In Neuromancer, Count Zero (1987) and Mona Lisa Overdrive (1988), Gibson's vision of cyberspace, with its anti-heroes who reside in the void between the physical world and the network, helped spark a post-human vision. The cyborgian redefinition of self is now staged in such immersive cyber-habitats as MUDs, virtual communities, and on-line chat spaces, where identity is malleable and interchangeable.
Scott Fisher's seminal research in virtual reality was conducted in the late 1980s at the NASA-Ames Research Center in Mountain View, California. His Virtual Environment Workstation (VIEW) project developed an interface that engages all the senses, thrusting the viewer into a realm of full sensory immersion. It included a head-mounted display, with stereoscopic images with 3D depth of field. Fisher added headphones for 3D audio, a microphone for speech recognition, and, in collaboration with Tom Zimmerman, adapted the “dataglove” – the wired glove worn by the user that makes it possible to grasp virtual objects in cyberspace.
This multi-sensory interaction with cybernetic devices created the powerful illusion of entering a digitized landscape. By pursing Morton Heilig's concept of Experience Theater, Fisher made a significant advance toward what he termed “telepresence” – the projection of the self into a virtual world. Jaron Lanier pursued this rudimentary VR further.
Transgression media artist Lynn Hershman divides her work into two categories: B.C. (Before Computers) and A.D. (After Digital). The line of demarcation occurred around 1980 as interactive technologies, including personal computers and laserdisc players, became commercially available. In her early performance works and site-specific installations (B.C.), Hershman had begun exploring themes that focused on issues of identity, alienation, and the blurring between reality and fiction.
Her interactive work allowed the viewer to select and reassemble the narrative's branching themes, stories, interpretations, and conclusions. In Deep Contact (1984-89), Hershman used a touchscreen interface to suggest that the viewer can reach through the work's glass surface, the computer's “fourth wall.” This type of interactivity constitutes a transgression of the screen, transporting the viewer into virtual reality.
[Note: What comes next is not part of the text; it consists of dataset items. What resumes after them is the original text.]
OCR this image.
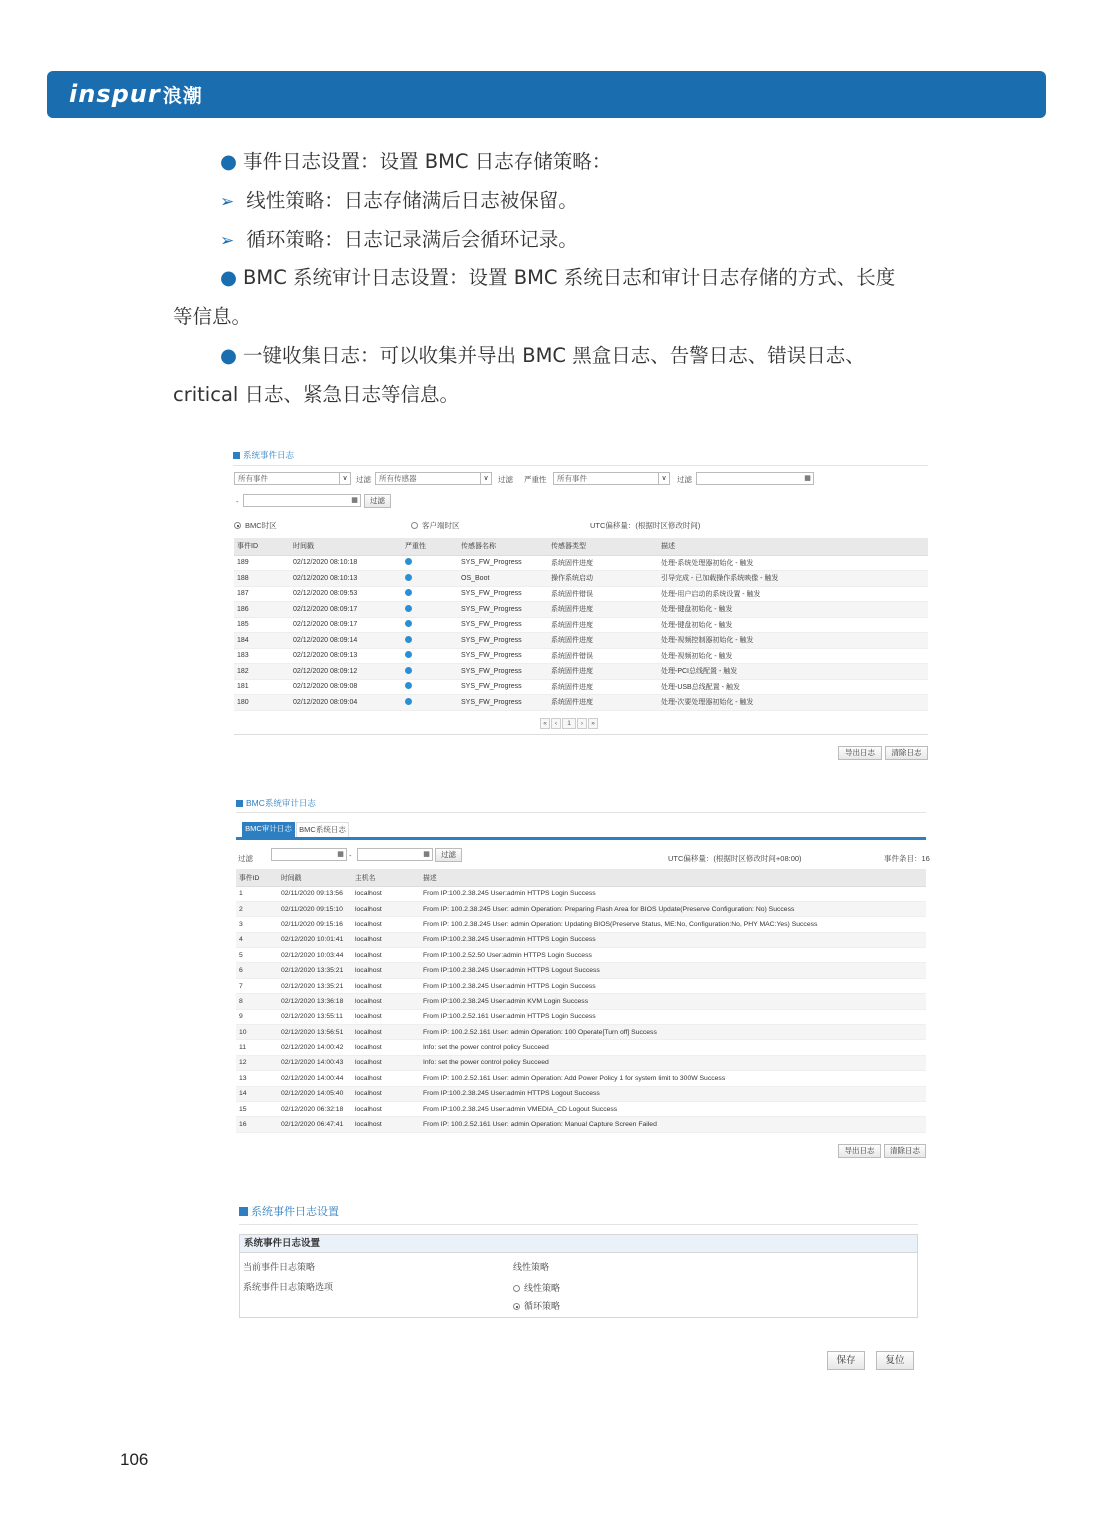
inspur 浪潮
● 事件日志设置：设置 BMC 日志存储策略：
➢ 线性策略：日志存储满后日志被保留。
➢ 循环策略：日志记录满后会循环记录。
● BMC 系统审计日志设置：设置 BMC 系统日志和审计日志存储的方式、长度
等信息。
● 一键收集日志：可以收集并导出 BMC 黑盒日志、告警日志、错误日志、
critical 日志、紧急日志等信息。
系统事件日志
所有事件	∨	过滤	所有传感器	∨	过滤 严重性	所有事件	∨	过滤	▦
-	▦	过滤
BMC时区	客户端时区	UTC偏移量：(根据时区修改时间)
事件ID	时间戳	严重性	传感器名称	传感器类型	描述
189	02/12/2020 08:10:18		SYS_FW_Progress	系统固件进度	处理-系统处理器初始化 - 触发
188	02/12/2020 08:10:13		OS_Boot	操作系统启动	引导完成 - 已加载操作系统映像 - 触发
187	02/12/2020 08:09:53		SYS_FW_Progress	系统固件错误	处理-用户启动的系统设置 - 触发
186	02/12/2020 08:09:17		SYS_FW_Progress	系统固件进度	处理-键盘初始化 - 触发
185	02/12/2020 08:09:17		SYS_FW_Progress	系统固件进度	处理-键盘初始化 - 触发
184	02/12/2020 08:09:14		SYS_FW_Progress	系统固件进度	处理-视频控制器初始化 - 触发
183	02/12/2020 08:09:13		SYS_FW_Progress	系统固件错误	处理-视频初始化 - 触发
182	02/12/2020 08:09:12		SYS_FW_Progress	系统固件进度	处理-PCI总线配置 - 触发
181	02/12/2020 08:09:08		SYS_FW_Progress	系统固件进度	处理-USB总线配置 - 触发
180	02/12/2020 08:09:04		SYS_FW_Progress	系统固件进度	处理-次要处理器初始化 - 触发
«	‹	1	›	»
导出日志	清除日志
BMC系统审计日志
BMC审计日志 BMC系统日志
过滤	▦ -	▦	过滤	UTC偏移量：(根据时区修改时间+08:00)	事件条目：16
事件ID	时间戳	主机名	描述
1	02/11/2020 09:13:56	localhost	From IP:100.2.38.245 User:admin HTTPS Login Success
2	02/11/2020 09:15:10	localhost	From IP: 100.2.38.245 User: admin Operation: Preparing Flash Area for BIOS Update(Preserve Configuration: No) Success
3	02/11/2020 09:15:16	localhost	From IP: 100.2.38.245 User: admin Operation: Updating BIOS(Preserve Status, ME:No, Configuration:No, PHY MAC:Yes) Success
4	02/12/2020 10:01:41	localhost	From IP:100.2.38.245 User:admin HTTPS Login Success
5	02/12/2020 10:03:44	localhost	From IP:100.2.52.50 User:admin HTTPS Login Success
6	02/12/2020 13:35:21	localhost	From IP:100.2.38.245 User:admin HTTPS Logout Success
7	02/12/2020 13:35:21	localhost	From IP:100.2.38.245 User:admin HTTPS Login Success
8	02/12/2020 13:36:18	localhost	From IP:100.2.38.245 User:admin KVM Login Success
9	02/12/2020 13:55:11	localhost	From IP:100.2.52.161 User:admin HTTPS Login Success
10	02/12/2020 13:56:51	localhost	From IP: 100.2.52.161 User: admin Operation: 100 Operate[Turn off] Success
11	02/12/2020 14:00:42	localhost	Info: set the power control policy Succeed
12	02/12/2020 14:00:43	localhost	Info: set the power control policy Succeed
13	02/12/2020 14:00:44	localhost	From IP: 100.2.52.161 User: admin Operation: Add Power Policy 1 for system limit to 300W Success
14	02/12/2020 14:05:40	localhost	From IP:100.2.38.245 User:admin HTTPS Logout Success
15	02/12/2020 06:32:18	localhost	From IP:100.2.38.245 User:admin VMEDIA_CD Logout Success
16	02/12/2020 06:47:41	localhost	From IP: 100.2.52.161 User: admin Operation: Manual Capture Screen Failed
导出日志	清除日志
系统事件日志设置
系统事件日志设置
当前事件日志策略	线性策略
系统事件日志策略选项	线性策略
循环策略
保存	复位
106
Digital filmmaking has opened up new frontiers to explore through human emotion and computer generated imagery and visual effects. It is a quantum move away from film-bound technology analogous to changes hypertext made in our sense of authorship, authorial property, and creativity by moving away from the constrictions of page-bound technology. HD cams, image FX, nonlinear digital editing and manipulation are the wave of the future.